Winter 2013

America’s military academies have really changed. Is that a bad thing?

– The Wilson Quarterly

“Gone are the days of ‘shape up or ship out,’” says one concerned observer.

With a few exceptions, the U.S. military academies conduct business much as they did a century ago: Cadets march in lockstep through the quads and shout the menu options at chow. The atmosphere is saturated with reverence for honor and tradition. Bruce Fleming, a professor of English at the U.S. Naval Academy for 25 years, isn’t impressed. The service academies are a “military Disneyland,” he contends, where cadets are coddled and happy pretenses disguise mediocrity and cynicism.

High school seniors who sign up expecting the academies to be “a combination of an Ivy League university and a commando school” quickly discover otherwise.

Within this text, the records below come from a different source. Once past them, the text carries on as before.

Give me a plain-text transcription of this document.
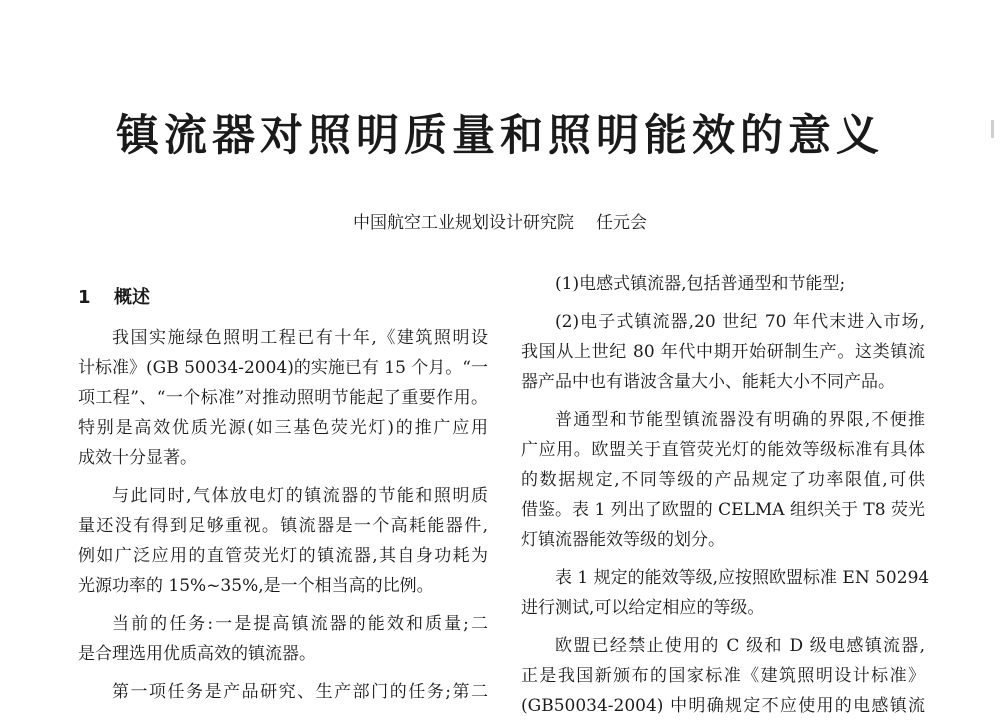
镇流器对照明质量和照明能效的意义
中国航空工业规划设计研究院 任元会
1 概述
我国实施绿色照明工程已有十年,《建筑照明设
计标准》(GB 50034-2004)的实施已有 15 个月。“一
项工程”、“一个标准”对推动照明节能起了重要作用。
特别是高效优质光源(如三基色荧光灯)的推广应用
成效十分显著。
与此同时,气体放电灯的镇流器的节能和照明质
量还没有得到足够重视。镇流器是一个高耗能器件,
例如广泛应用的直管荧光灯的镇流器,其自身功耗为
光源功率的 15%~35%,是一个相当高的比例。
当前的任务:一是提高镇流器的能效和质量;二
是合理选用优质高效的镇流器。
第一项任务是产品研究、生产部门的任务;第二
(1)电感式镇流器,包括普通型和节能型;
(2)电子式镇流器,20 世纪 70 年代末进入市场,
我国从上世纪 80 年代中期开始研制生产。这类镇流
器产品中也有谐波含量大小、能耗大小不同产品。
普通型和节能型镇流器没有明确的界限,不便推
广应用。欧盟关于直管荧光灯的能效等级标准有具体
的数据规定,不同等级的产品规定了功率限值,可供
借鉴。表 1 列出了欧盟的 CELMA 组织关于 T8 荧光
灯镇流器能效等级的划分。
表 1 规定的能效等级,应按照欧盟标准 EN 50294
进行测试,可以给定相应的等级。
欧盟已经禁止使用的 C 级和 D 级电感镇流器,
正是我国新颁布的国家标准《建筑照明设计标准》
(GB50034-2004) 中明确规定不应使用的电感镇流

Affirmative action and athletic priorities, among other factors, skew meritocratic admission. A fifth of new midshipmen have to be shipped off to a year of remedial education before they enter Annapolis.

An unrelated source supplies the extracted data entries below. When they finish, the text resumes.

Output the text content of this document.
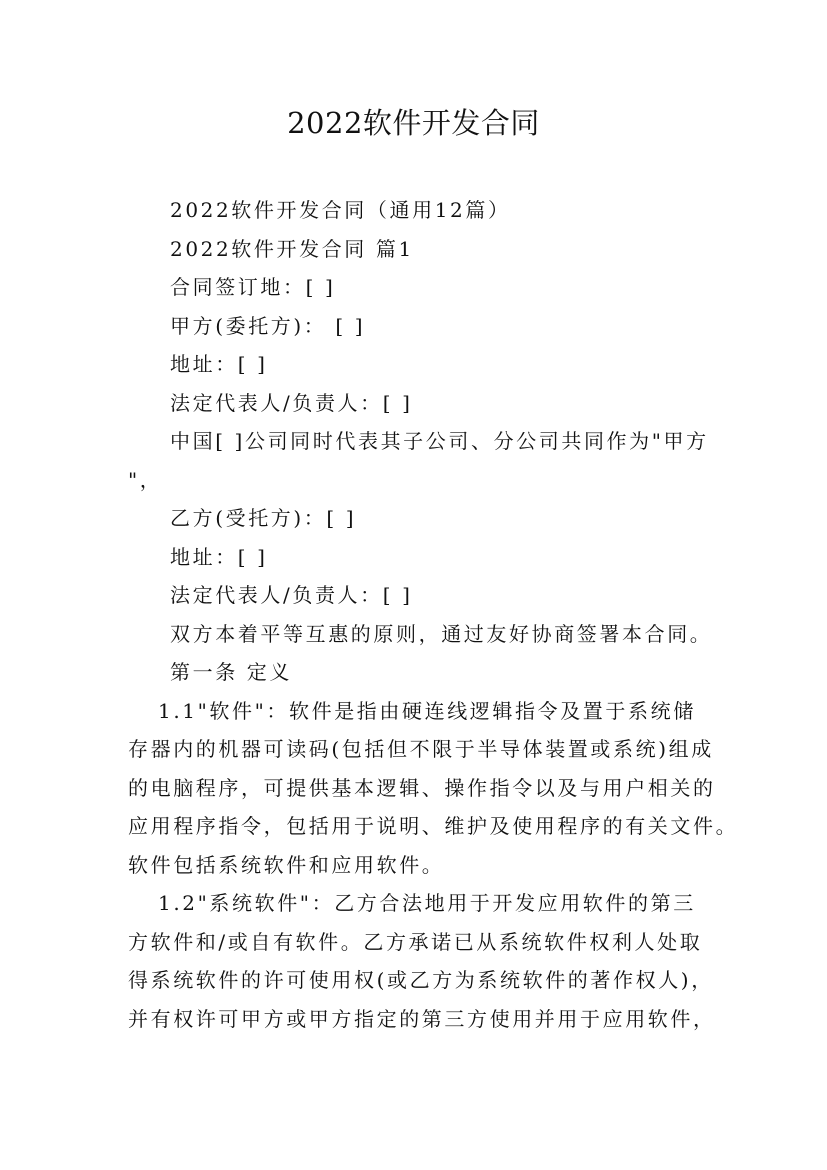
2022软件开发合同

2022软件开发合同（通用12篇）

2022软件开发合同 篇1

合同签订地：[ ]

甲方(委托方)： [ ]

地址：[ ]

法定代表人/负责人：[ ]

中国[ ]公司同时代表其子公司、分公司共同作为"甲方

"，

乙方(受托方)：[ ]

地址：[ ]

法定代表人/负责人：[ ]

双方本着平等互惠的原则，通过友好协商签署本合同。

第一条 定义

1.1"软件"：软件是指由硬连线逻辑指令及置于系统储

存器内的机器可读码(包括但不限于半导体装置或系统)组成

的电脑程序，可提供基本逻辑、操作指令以及与用户相关的

应用程序指令，包括用于说明、维护及使用程序的有关文件。

软件包括系统软件和应用软件。

1.2"系统软件"：乙方合法地用于开发应用软件的第三

方软件和/或自有软件。乙方承诺已从系统软件权利人处取

得系统软件的许可使用权(或乙方为系统软件的著作权人)，

并有权许可甲方或甲方指定的第三方使用并用于应用软件，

The academies have a few first-class students, Fleming says, but too many have little real interest in their studies. Small wonder, since cadets hardly have skin in the game. Uncle Sam pays the entire bill for every student — they even receive a small salary — about $400,000 per graduate.

Happy PR talk about the “best and brightest” only breeds disrespect for authority. Outstanding students across the academies — Army, Navy, Air Force, and Coast Guard — tell Fleming the same thing: They are “angry, disillusioned, and frustrated.”

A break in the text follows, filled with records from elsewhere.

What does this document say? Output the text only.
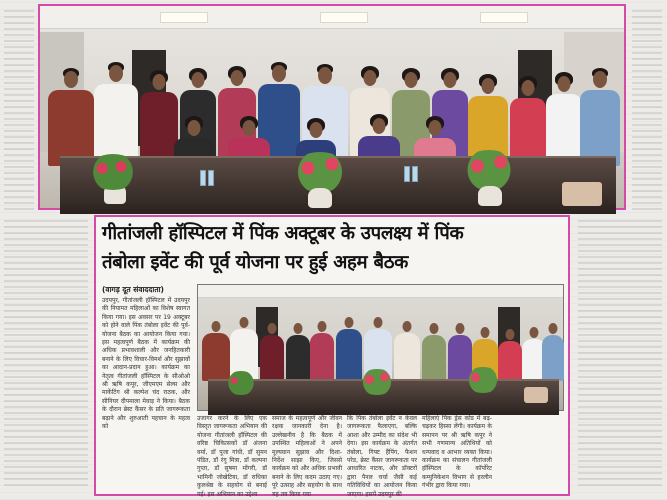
गीतांजली हॉस्पिटल में पिंक अक्टूबर के उपलक्ष्य में पिंक
तंबोला इवेंट की पूर्व योजना पर हुई अहम बैठक
(वागड़ दूत संवाददाता)
उदयपुर, गीतांजली हॉस्पिटल में उदयपुर की नियामत महिलाओं का विशेष स्वागत किया गया। इस अवसर पर 19 अक्टूबर को होने वाले पिंक तंबोला इवेंट की पूर्व-योजना बैठक का आयोजन किया गया। इस महत्वपूर्ण बैठक में कार्यक्रम की अधिक प्रभावशाली और जनहितकारी बनाने के लिए विचार-विमर्श और सुझावों का आदान-प्रदान हुआ। कार्यक्रम का नेतृत्व गीतांजली हॉस्पिटल के सीओओ श्री ऋषि कपूर, जीएमएम सेल्स और मार्केटिंग श्री कल्पेश चंद राठक, और सीनियर दीपमाला मेवाड़ ने किया। बैठक के दौरान ब्रेस्ट कैंसर के प्रति जागरूकता बढ़ाने और शुरुआती पहचान के महत्व को
उजागर करने के लिए एक विस्तृत जागरूकता अभियान की योजना गीतांजली हॉस्पिटल की वरिष्ठ चिकित्सकों डॉ अंजना वर्मा, डॉ पूजा गांधी, डॉ सुमन पंडित, डॉ रंगु मित्रा, डॉ कल्पना गुप्ता, डॉ सुषमा मोंगरी, डॉ भामिनी जोखेटिया, डॉ राधिका कुलश्रेष्ठ के सहयोग से बनाई गई। इस अभियान का उद्देश्य
समाज के महत्वपूर्ण और जीवन रक्षक जानकारी देना है। उल्लेखनीय है कि बैठक में उपस्थित महिलाओं ने अपने मूल्यवान सुझाव और दिशा-निर्देश साझा किए, जिससे कार्यक्रम को और अधिक प्रभावी बनाने के लिए कदम उठाए गए। पूरे उत्साह और सहयोग के साथ यह तय किया गया
कि पिंक तंबोला इवेंट न केवल जागरूकता फैलाएगा, बल्कि आशा और उम्मीद का संदेश भी देगा। इस कार्यक्रम के अंतर्गत तंबोला, गिफ्ट हैंपिंग, फैशन परेड, ब्रेस्ट कैंसर जागरूकता पर आधारित नाटक, और डॉक्टरों द्वारा पैनल चर्चा जैसी कई गतिविधियों का आयोजन किया जाएगा। इसमें उदयपुर की
महिलाएं पिंक ड्रेस कोड में बढ़-चढ़कर हिस्सा लेंगी। कार्यक्रम के समापन पर श्री ऋषि कपूर ने सभी गणमान्य अतिथियों को धन्यवाद व आभार व्यक्त किया। कार्यक्रम का संचालन गीतांजली हॉस्पिटल के कॉर्पोरेट कम्युनिकेशन विभाग से हरलीन गंभीर द्वारा किया गया।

Training is compromised, too. “Gone are the days of ‘shape up or ship out.’” Cadets who repeatedly fall short on physical tests do not face expulsion. “Inspections are announced and called off at the last minute, or done sloppily,” Fleming scoffs. “Students aren’t motivated to take care of their own uniforms or abide by the rules because they realize it’s all just for show.”

“The academies are the ultimate nanny state,” he concludes. The “central paradox” is that they draw in alpha types but smother them with mundane regulations on studying, training, and living. “When are they going to let me make some decisions?” a student fumed to Fleming. “The day I graduate?”

Fleming recommends radical changes. After all, Reserve Officer Training Corps programs at universities across the country mint twice as many officers per year as the academies, at a quarter of the cost, and “no data suggest that ROTC officers are of worse quality.” A fundamental problem at the academies is that academics and military training compete for cadets’ attention. Belgium’s undergraduate military academy, where cadets alternate between several months of study and several more of training, may offer a solution. The academies should also relax trivial rules that breed resentment and contempt, as the Royal Military College of Canada has done. They should be less forgiving with wayward students; brighter and fitter candidates can take their places. And they ought to scrap the tradition of military brass serving as presidents. Better to have civilian academics — “ideally women,” Fleming suggests, “because so much of what we do seems to be just the nonsense of older men trying to force younger men to do what they say to get a simulacrum of respect.”

Fleming insists that he makes these observations out of concern, not scorn. “What hurts the most is that the average midshipman has no respect for the institution. I, by contrast, deeply respect its goals — not its lamentable reality.”

The Source: “The Few, the Proud, the Infantilized” by Bruce Fleming. The Chronicle Review, Oct. 8, 2012.